Establishing a trust
Sadly, the furry friends of many Texas families end up in shelters or worse because their owners made no arrangements for them. Some pet owners thought they were protecting their animals by including them in their wills, but this is not always the best option. Just as your heirs can legally sell or give away an item you bequest to them, leaving your pet to a friend or family member in your will places no legal obligation on them to accept your animal and care for it.
Many pet owners are adding pet trusts to their estate plans. Creating a trust for your pet is a more efficient and complete way to ensure your pet will live out its life in comfort and care.

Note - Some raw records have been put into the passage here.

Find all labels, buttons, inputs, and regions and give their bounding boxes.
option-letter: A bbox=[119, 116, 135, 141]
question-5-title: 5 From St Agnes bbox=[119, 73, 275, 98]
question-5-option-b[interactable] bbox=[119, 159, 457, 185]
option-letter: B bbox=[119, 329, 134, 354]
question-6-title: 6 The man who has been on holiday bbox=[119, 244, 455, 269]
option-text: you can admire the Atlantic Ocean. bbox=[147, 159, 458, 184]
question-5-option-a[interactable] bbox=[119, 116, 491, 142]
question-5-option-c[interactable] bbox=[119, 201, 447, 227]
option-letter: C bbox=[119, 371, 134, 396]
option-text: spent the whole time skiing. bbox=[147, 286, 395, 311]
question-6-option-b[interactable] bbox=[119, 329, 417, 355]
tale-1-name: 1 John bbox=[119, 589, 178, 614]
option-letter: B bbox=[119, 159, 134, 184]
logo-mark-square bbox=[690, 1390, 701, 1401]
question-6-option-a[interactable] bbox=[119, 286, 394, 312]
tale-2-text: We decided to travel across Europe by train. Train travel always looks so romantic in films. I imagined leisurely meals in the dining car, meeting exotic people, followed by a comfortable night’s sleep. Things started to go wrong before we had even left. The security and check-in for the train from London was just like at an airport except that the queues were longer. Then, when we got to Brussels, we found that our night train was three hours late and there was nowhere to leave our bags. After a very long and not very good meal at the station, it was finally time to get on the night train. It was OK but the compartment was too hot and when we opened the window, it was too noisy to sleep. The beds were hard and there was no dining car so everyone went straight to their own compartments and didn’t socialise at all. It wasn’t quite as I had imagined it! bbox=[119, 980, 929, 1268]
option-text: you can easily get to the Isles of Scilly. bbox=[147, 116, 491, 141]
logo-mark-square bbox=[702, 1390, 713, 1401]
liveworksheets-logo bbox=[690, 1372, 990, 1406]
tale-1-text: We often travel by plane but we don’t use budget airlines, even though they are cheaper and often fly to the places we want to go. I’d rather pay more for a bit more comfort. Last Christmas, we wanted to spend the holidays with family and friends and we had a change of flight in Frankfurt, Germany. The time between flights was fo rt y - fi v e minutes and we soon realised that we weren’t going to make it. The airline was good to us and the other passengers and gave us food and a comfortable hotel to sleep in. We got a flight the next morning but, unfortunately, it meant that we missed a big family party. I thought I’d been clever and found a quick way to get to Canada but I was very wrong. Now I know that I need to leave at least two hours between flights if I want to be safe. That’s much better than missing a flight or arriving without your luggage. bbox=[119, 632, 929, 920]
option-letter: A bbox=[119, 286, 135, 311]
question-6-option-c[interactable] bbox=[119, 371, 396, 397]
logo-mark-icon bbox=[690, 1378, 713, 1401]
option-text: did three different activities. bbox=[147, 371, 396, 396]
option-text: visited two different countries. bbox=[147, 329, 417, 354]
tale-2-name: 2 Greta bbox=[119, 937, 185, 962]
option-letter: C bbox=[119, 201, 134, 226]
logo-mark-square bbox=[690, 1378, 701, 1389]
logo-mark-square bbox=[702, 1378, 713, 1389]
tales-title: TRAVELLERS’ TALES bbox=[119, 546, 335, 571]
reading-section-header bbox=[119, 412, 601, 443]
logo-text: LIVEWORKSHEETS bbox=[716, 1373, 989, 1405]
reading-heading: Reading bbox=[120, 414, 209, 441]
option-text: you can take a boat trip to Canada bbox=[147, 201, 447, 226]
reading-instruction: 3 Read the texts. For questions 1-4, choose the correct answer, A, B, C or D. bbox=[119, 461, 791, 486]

Some of the benefits of a pet trust include these:
- There is no delay in the execution of the terms of the trust as there would be with a will that must go through probate before it becomes effective.
- A pet trust may also go into effect if you become ill or incapacitated whereas a will is only effective after your death.
- You can include specific instructions for the care of your pet, including feeding, veterinary services, grooming and other items.
- The funds placed in the trust are distributed according to your instructions, not in a lump sum as a will requires.
To create a trust for your pet, you will have to determine who is the best fit as your furry friend's caregiver. You will also need to select a trustee, someone who will safeguard the funds and use them based on your instructions. It is important to have conversations with these people to ensure they understand what you are asking of them.
The next step is to calculate the cost of care your pet will need based on its life expectancy, and fund that amount to your trust. Be sure to include instructions and resources for your caregiver regarding the end of your pet's life and the distribution of any leftover trust funds. With a pet trust in place, you can have peace of mind that your companion will receive proper care.